- Born: c. 1819 Fredericton, New Brunswick
- Died: February 23, 1897 (aged 77–78) Woodstock, New Brunswick
- Allegiance: Canada
- Branch: Canadian Militia
- Rank: Lieutenant Colonel
- Commands: 67th Battalion, The Carleton Light Infantry Quartermaster General
- Conflicts: Fenian Raids
- Relations: John Baird, father
- Other work: Pharmacist, office holder, and author

= William Teel Baird =

William Teel Baird (c. 1819 – February 23, 1897) was a Canadian military figure of the 19th century.

== Biography ==
Baird was born on the upper Saint John River in New Brunswick where his father, John Baird, was a school teacher. The younger Baird was trained as a pharmacist and in 1839 he moved to Woodstock to open his own business. There he explored his many interests including music and books. His first interest was the militia, which he had joined in Fredericton, New Brunswick in 1836, and he continued with this pursuit in his new home.
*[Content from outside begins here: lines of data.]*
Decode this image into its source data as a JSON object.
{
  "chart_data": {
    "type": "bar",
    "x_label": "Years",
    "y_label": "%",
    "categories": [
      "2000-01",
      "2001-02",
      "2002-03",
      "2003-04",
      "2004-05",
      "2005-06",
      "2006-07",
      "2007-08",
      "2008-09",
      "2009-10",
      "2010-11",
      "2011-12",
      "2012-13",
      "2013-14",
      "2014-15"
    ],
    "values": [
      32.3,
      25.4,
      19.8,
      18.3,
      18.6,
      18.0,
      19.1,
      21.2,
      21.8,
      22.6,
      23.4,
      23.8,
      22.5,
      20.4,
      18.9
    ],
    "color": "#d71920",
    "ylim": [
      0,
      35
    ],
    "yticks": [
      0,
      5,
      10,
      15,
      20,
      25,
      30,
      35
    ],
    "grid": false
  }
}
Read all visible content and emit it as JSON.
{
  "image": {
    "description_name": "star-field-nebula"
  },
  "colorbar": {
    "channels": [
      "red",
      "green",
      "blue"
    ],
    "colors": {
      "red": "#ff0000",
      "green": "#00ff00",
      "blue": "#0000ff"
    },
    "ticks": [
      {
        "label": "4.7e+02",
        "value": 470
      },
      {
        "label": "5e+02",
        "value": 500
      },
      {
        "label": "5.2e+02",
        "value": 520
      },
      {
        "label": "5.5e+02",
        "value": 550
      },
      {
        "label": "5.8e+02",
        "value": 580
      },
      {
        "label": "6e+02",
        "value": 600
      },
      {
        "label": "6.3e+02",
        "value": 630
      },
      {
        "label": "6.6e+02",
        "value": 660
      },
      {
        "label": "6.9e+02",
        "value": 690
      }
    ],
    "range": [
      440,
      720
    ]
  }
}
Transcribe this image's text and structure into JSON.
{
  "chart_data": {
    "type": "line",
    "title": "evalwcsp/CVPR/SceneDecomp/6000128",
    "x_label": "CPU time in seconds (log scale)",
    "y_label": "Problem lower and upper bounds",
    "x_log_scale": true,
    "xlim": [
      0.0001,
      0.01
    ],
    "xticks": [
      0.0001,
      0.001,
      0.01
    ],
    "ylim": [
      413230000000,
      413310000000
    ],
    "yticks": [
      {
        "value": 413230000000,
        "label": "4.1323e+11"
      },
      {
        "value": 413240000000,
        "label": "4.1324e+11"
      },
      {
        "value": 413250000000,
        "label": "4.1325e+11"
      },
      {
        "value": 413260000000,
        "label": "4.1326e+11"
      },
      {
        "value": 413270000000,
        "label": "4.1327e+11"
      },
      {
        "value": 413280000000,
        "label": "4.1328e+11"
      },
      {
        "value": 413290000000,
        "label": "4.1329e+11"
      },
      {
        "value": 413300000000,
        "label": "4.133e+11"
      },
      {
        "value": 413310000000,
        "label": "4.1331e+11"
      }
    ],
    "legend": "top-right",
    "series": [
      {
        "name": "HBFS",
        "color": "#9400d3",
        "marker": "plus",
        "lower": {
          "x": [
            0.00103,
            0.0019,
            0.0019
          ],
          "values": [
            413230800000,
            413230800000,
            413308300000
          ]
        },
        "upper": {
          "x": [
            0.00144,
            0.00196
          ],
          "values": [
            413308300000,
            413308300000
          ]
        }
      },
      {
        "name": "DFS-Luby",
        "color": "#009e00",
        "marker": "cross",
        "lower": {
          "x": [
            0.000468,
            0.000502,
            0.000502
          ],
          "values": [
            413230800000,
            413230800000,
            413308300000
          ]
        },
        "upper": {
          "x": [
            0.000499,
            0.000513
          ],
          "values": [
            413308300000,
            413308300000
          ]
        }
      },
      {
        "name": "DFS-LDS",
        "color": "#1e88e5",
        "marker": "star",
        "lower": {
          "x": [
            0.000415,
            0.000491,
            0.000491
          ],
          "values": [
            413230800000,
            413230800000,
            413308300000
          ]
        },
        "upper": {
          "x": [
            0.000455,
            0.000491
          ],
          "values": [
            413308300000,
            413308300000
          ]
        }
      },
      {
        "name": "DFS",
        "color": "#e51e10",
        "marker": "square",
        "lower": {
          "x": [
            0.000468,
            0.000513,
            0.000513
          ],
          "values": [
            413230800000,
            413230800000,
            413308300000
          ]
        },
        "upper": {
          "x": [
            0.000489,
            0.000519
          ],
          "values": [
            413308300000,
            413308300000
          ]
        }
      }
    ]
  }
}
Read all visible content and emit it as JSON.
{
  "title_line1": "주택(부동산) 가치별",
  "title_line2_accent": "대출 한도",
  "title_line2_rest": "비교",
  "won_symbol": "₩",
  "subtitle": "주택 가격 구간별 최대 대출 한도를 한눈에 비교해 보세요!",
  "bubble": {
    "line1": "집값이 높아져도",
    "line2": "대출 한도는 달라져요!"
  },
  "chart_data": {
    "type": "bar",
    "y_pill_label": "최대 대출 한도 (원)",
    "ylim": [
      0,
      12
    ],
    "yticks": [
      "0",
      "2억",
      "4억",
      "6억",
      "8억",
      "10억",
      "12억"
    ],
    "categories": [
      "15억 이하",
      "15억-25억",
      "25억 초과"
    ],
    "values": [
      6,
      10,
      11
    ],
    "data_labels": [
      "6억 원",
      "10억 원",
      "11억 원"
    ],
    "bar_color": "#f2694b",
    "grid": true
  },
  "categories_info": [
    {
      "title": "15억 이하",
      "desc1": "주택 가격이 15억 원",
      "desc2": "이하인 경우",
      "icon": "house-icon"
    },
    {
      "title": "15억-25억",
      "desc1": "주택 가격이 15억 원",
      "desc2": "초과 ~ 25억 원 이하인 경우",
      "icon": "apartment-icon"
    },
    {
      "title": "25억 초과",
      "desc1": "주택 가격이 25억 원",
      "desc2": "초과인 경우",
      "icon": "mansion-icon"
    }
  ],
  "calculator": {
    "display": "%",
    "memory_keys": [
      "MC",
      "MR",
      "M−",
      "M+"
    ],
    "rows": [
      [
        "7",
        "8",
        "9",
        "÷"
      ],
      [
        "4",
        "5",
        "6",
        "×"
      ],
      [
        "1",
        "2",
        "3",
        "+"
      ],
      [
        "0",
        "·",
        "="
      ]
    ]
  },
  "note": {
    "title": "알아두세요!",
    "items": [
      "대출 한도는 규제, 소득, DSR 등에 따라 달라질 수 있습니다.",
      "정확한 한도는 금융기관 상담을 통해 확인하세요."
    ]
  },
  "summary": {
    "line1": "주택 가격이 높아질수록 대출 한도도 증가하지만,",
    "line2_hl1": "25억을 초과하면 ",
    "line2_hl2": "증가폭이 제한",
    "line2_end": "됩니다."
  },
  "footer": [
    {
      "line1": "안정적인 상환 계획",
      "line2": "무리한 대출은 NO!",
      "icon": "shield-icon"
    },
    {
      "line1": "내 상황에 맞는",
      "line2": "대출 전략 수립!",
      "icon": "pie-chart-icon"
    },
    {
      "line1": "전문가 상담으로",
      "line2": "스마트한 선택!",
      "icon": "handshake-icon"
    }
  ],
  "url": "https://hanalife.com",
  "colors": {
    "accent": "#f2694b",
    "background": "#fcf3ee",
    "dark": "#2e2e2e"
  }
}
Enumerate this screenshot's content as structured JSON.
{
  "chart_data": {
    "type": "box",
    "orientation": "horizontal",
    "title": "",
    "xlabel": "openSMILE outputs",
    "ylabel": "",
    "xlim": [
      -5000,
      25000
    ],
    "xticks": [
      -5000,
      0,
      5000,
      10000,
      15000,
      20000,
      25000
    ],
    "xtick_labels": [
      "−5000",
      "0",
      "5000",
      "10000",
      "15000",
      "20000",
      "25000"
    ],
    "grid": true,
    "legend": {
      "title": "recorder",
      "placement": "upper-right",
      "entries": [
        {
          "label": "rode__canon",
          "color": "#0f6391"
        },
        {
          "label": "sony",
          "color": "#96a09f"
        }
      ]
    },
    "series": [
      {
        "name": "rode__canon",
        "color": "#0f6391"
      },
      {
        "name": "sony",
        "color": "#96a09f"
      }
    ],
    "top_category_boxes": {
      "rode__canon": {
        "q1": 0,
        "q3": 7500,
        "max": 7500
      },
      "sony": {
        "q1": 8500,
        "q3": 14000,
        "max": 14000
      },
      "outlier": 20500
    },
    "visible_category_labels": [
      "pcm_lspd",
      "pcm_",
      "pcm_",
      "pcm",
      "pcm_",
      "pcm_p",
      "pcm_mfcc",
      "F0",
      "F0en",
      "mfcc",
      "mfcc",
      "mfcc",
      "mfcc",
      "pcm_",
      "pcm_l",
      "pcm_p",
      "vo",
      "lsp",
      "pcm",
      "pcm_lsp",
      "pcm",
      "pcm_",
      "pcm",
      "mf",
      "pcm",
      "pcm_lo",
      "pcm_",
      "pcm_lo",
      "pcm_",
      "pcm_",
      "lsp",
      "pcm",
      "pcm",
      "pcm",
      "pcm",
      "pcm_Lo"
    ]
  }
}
Baird made large contributions to the militia in the province beginning in 1861 and the Trent Affair where he organized the militia to thwart British troop desertions. Under instructions from Lieutenant Governor Arthur Hamilton Gordon, he organized the Home Guard during the time of the threat of Fenian raids. In 1869 when the New Brunswick Militia units were restructured into the new post-confederation Canadian Militia, Baird became the first commanding officer of the newly formed 67th Battalion, The Carleton Light Infantry. He retired as a Quartermaster General.

William Teel Baird's other noteworthy contribution to history was his autobiography, Seventy years of New Brunswick life, which gives a particular insight into the militia and the political climate of the times.